Rubem Leite
08-12/5/10
Escrevo ouvindo Fita Amarela, na voz de Silvo Caldas
e Vapor Barato, nas vozes de Gal Costa e Zeca Baleiro.
E ofereço a Daniel Viana e Cia Bruta de Teatro.
E à aniversariante Lucília Profiro
À gameleira verde, especialmente verde, o capim de ribanceira verdeja com gosto.
Sento-me com as costas apoiada na árvore, pego um raminho do capim e o mordisco. Levei algo para comer e um livro chamado “Poesia de Bolso”, vol. 04 editado pelo CLESI. O vento sopra agradável. Leio os poemas de Gabriel Nascente. Dou uma cochilada. Acordo e como um sanduíche (pão de centeio e queijo minas). Leio os poemas de Rui Barreto. Cochilo com a brisa e quando acordo como pão com soja, mel e queijo, bebo parte do suquinho e volto a ler, dessa vez os poemas de Valéria Amaral. Ontem eu li Carlos Cavalcanti, César Cardoso e acho que amanhã lerei Mª Helena Moreira, Marcelo Maccaferri e Lígia Porto concluindo assim o livro. Por hora, enquanto leio, cochilo e como as frutas que levei,
Paf
...
...
Paf
...
...
Água
...
Sal
...
Água
...
Sal
...
Lágrima
...
Lágrima é só
...
Lágrima é só água e sal
...
Espinho!
Ó espinho!
Não me machuque
Eu sou sua flor
Lágrima é só água e sal
E eu sou sua flor
Espinho não machuca a flor
O vidente se fez cego
E o corpo cego se enrola em fitas
O lago alumínio brilha com velas boiantes
E eu danço com todas as cores
Eu sou poeta das cores
Mas só o preto me possui
Junto com um vento crescente, o balançar dos galhos da gameleira e os raios de sol que prometem ser de despedida, ouço o patear de um cavalo que me acorda.

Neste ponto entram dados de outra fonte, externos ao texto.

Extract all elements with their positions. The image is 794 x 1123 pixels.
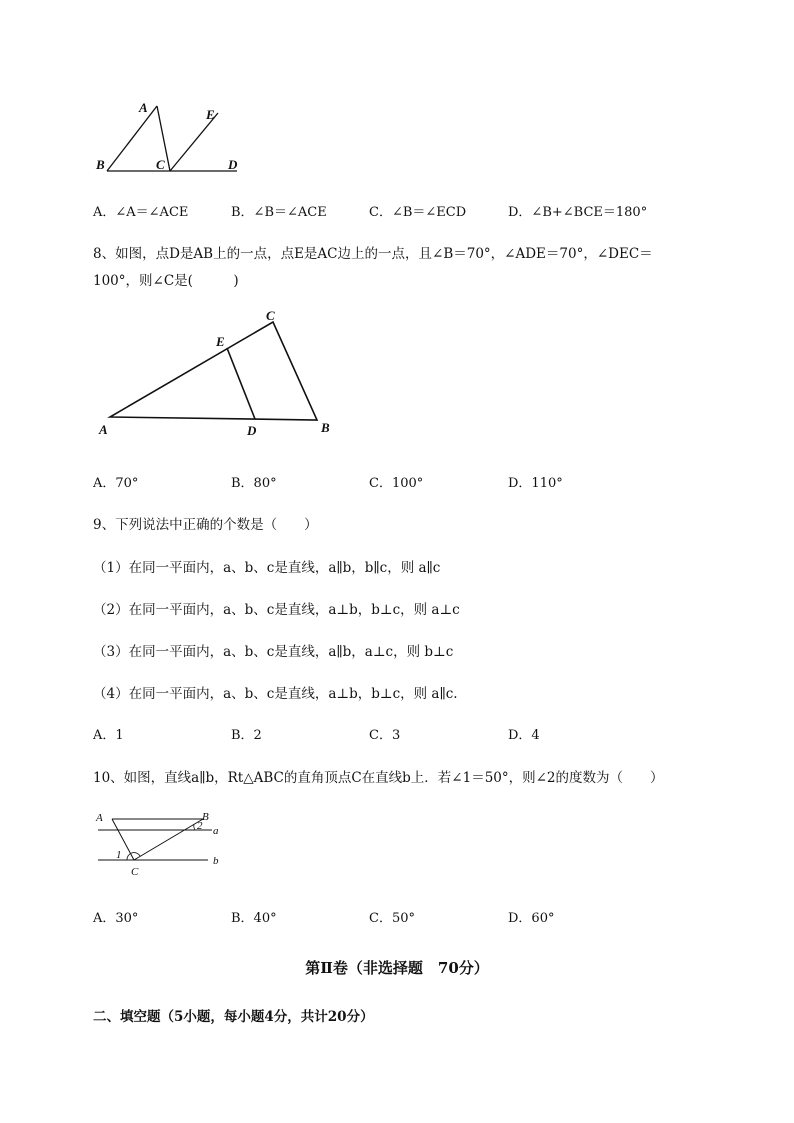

Preto. Completamente preto. Nenhuma outra cor. Não! Sua crina... Seus olhos... Seu focinho... Não são negros. Sua crina, branca?! Amarela?! Verde?! Seus olhos, vermelhos. Com certeza, vermelhos. Seu focinho... Seu focinho. Parece não ter cor. Parece ser fogo. Não estar em chamas e sim ser o próprio fogo. Não é isso... Não consigo descrever. Sobre o garanhão um cavaleiro alto – agigantado por eu estar sentado e ele montado –, magérrimo, branquíssimo – não albino –, longos cabelos pretos cobrem as orelhas impossibilitando vê-las ou mesmo vislumbrá-las, olhos azuis, finos lábios vermelhos, nariz longo e fino, mão imensas – palmas amplas e dedos longuíssimos –, grandes pés – é o que as botas de couro escuríssimo e canos altos sugerem –, toda a roupa é tão preta quanto o cavalo; não dando para distinguir um do outro. É um homem feio. Charmoso, másculo, imponente. Mas feio. Um segundo, se tanto, durou sua chegada e minhas observações. Meu cérebro assimilou, como se o observasse um dia todo. Nada fala. Nada falo. Só nos olhamos. Os três. Eu, o cavalo e o cavaleiro. Um segundo. Um minuto. Dez e ele desce. Suas roupas se apartam do cavalo, parece, como um elástico se esticando – ampliando, não se separando –. O vento mudo me esfria. Sempre e continuamente nossos olhos se tocam. Os meus, os do cavalo e os do cavaleiro. Nada falamos. Ele estende sua mão esquerda, pego e ele me levanta. Nossos olhos se olham. Seus azuis deprimem os meus castanhos. Ele sobe no cavalo. Monto também. Nenhum olhar se encontra. O cavalo olha para frente. Eu olho para frente. Ele, mais alto que eu, atrás de mim, olha para frente. Uma só visão para todos,
Agora é você. Dê-nos sua carne e nós nos damos a você. Venha ser um conosco e com o garanhão como ele, o garanhão e eu somos um.
À gameleira verde, especialmente verde, o capim de ribanceira verdeja com gosto.